A big part of building distributed computer systems is delivering proof they actually work. Besides a live demo with shiny front-end and a polished slide deck, raw numbers are ultimately necessary to show that promises of robust availability, high throughput and low latency are kept during real-world use. And sometimes you may need numbers for debugging as well.
My clear personal favorite for data analysis and visualization (and light programming) is Python, and in extension IPython Notebook, matplotlib, seaborn and the time-series analysis framework Pandas. Their integration has become seamless over the past years and they are very well suited for pretty much any task from quickly visualizing application logs to in-depth looks at time series and performing statistical inference. As examples for successful use of these tools I can offer our recent work on validated simulation of IaaS clouds and SLAs for spot instances. When looking closely at these publications the astute reader will find the giveaways of graphs generated with these tools.
If you haven’t used IPython notebook yet, I highly recommend you invest 1-2 hours in getting familiar with the basics. Personally, it took some time to overcome my internal inertia and finally spend the time necessary – and I haven’t looked back since. It makes life quite a bit easier. I also had the opportunity earlier this year to talk to Brian Granger – one of the master minds behind IPython – and heard about the plans for expanding IPython’s scope with project Jupyter. I’m excited to see what’s coming down the pipeline in terms of high-performance analytics for those lengthy production log files we have sitting around.
Pandas had a steep learning curve for me as well, but it took some time to get my head around some of the intermediate indexing and slicing techniques. As I figured this out, however, productivity shot through the roof. Importing text, csv, json and xml? No problem. Join three different data sets on different columns and get aggregate statistics a la SQL? Check. Plot intermediate results to debug heavy scipy use? Quick and easy. Things that took hours before get done in minutes now. It was well worth spending an afternoon to get familiar with it.

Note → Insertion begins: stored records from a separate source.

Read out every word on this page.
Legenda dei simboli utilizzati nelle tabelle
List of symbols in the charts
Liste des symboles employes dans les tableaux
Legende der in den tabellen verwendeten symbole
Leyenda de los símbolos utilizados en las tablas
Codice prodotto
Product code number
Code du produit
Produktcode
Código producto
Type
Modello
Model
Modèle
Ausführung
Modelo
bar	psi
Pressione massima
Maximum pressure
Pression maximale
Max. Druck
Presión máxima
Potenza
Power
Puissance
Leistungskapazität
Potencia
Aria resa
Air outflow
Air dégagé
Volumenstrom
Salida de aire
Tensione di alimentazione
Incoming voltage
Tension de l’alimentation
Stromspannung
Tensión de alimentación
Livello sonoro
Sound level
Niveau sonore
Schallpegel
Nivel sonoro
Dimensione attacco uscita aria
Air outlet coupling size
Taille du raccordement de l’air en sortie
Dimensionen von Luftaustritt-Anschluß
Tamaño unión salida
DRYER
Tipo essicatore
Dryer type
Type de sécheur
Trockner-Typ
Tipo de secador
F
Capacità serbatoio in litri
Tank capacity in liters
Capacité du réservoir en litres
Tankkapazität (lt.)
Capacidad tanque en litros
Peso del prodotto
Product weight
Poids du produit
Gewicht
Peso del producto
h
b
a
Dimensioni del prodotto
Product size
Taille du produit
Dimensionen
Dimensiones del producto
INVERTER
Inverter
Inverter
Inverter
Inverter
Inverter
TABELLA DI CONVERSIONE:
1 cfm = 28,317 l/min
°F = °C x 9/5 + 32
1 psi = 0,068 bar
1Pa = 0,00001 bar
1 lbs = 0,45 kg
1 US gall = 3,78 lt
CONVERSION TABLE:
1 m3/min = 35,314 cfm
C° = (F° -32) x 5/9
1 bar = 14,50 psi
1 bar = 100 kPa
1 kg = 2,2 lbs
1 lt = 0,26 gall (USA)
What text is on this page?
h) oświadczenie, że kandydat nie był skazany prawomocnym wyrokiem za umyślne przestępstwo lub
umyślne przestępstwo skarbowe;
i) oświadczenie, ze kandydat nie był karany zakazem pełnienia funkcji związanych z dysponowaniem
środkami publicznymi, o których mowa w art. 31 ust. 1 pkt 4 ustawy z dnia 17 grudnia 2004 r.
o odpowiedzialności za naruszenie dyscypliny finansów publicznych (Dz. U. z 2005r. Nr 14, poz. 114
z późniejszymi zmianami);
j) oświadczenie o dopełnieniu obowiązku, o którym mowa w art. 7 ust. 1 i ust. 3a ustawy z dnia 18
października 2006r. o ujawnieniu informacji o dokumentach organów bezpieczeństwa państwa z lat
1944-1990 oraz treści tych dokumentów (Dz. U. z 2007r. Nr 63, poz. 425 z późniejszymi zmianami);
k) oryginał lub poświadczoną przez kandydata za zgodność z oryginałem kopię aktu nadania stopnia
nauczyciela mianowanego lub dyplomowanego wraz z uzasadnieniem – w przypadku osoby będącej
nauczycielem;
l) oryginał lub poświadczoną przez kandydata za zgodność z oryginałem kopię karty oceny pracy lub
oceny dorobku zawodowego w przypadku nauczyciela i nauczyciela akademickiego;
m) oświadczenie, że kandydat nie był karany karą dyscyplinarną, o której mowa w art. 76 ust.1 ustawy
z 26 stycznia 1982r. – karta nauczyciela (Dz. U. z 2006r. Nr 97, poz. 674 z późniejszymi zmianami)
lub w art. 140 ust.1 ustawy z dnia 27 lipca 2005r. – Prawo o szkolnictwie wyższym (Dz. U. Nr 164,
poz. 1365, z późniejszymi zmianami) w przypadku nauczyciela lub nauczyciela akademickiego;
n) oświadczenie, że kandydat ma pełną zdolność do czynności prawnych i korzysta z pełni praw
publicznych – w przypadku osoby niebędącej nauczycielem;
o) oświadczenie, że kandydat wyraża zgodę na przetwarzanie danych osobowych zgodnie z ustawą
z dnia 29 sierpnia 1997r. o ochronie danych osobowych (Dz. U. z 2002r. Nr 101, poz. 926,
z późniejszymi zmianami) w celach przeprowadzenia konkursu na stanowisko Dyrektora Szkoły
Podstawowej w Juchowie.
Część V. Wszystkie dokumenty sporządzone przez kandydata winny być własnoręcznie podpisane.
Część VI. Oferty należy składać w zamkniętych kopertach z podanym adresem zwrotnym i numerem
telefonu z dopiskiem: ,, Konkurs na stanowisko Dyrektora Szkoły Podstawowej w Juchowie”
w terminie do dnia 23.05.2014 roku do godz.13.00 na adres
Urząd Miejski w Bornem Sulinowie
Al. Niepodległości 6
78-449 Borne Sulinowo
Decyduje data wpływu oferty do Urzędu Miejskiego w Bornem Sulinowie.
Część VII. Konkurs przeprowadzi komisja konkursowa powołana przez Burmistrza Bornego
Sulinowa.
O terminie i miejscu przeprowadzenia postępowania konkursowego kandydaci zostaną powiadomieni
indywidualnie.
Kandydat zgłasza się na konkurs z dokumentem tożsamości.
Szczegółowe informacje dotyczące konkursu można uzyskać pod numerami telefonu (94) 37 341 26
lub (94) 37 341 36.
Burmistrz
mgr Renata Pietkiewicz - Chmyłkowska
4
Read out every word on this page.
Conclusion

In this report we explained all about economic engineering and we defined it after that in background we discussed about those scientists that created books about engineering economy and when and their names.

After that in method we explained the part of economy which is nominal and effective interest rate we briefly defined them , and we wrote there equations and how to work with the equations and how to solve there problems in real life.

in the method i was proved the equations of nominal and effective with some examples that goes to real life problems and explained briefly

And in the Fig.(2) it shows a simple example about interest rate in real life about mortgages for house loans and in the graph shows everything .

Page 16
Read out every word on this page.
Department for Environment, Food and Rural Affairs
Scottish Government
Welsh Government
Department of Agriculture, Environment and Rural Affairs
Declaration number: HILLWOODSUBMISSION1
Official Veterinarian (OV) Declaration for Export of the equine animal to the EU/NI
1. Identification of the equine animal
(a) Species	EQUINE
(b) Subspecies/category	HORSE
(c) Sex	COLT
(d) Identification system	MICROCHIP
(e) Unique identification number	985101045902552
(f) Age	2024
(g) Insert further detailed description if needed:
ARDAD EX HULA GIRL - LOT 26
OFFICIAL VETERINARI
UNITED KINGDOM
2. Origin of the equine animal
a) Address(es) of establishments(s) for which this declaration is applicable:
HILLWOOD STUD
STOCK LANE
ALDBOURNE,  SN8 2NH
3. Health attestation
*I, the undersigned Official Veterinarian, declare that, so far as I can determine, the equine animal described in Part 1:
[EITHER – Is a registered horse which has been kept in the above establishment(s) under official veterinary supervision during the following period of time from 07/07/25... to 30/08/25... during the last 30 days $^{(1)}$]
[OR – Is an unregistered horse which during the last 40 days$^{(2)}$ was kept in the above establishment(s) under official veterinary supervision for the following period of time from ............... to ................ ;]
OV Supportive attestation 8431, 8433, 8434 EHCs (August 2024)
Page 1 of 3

Despite all this greatness, there’s a caveat. For presentation slides I still find myself falling back on Microsoft Excel for most visualization. Yes, I know my coolness factor just took a hit. The WYSIWYG (“what-you-see-is-what-you-get”) formatting capabilities are still more time-efficient than figuring out the various corner-cases of matplotlib calls. That being said, I usually prepare the data plotted with Excel using the aforementioned Python tools.
Probably the easiest way to get it all set up is a pre-configured Python distribution such as Continuum Anaconda. An installation from scratch with pip and co is possible as well, but depending on your platform you will end up dealing with version conflicts manually. In case you run into any roadblocks there’s a solid user base for all these tools. This means that stackexchange.com is an invaluable resource for troubleshooting in addition to the official IPython and Pandas docs.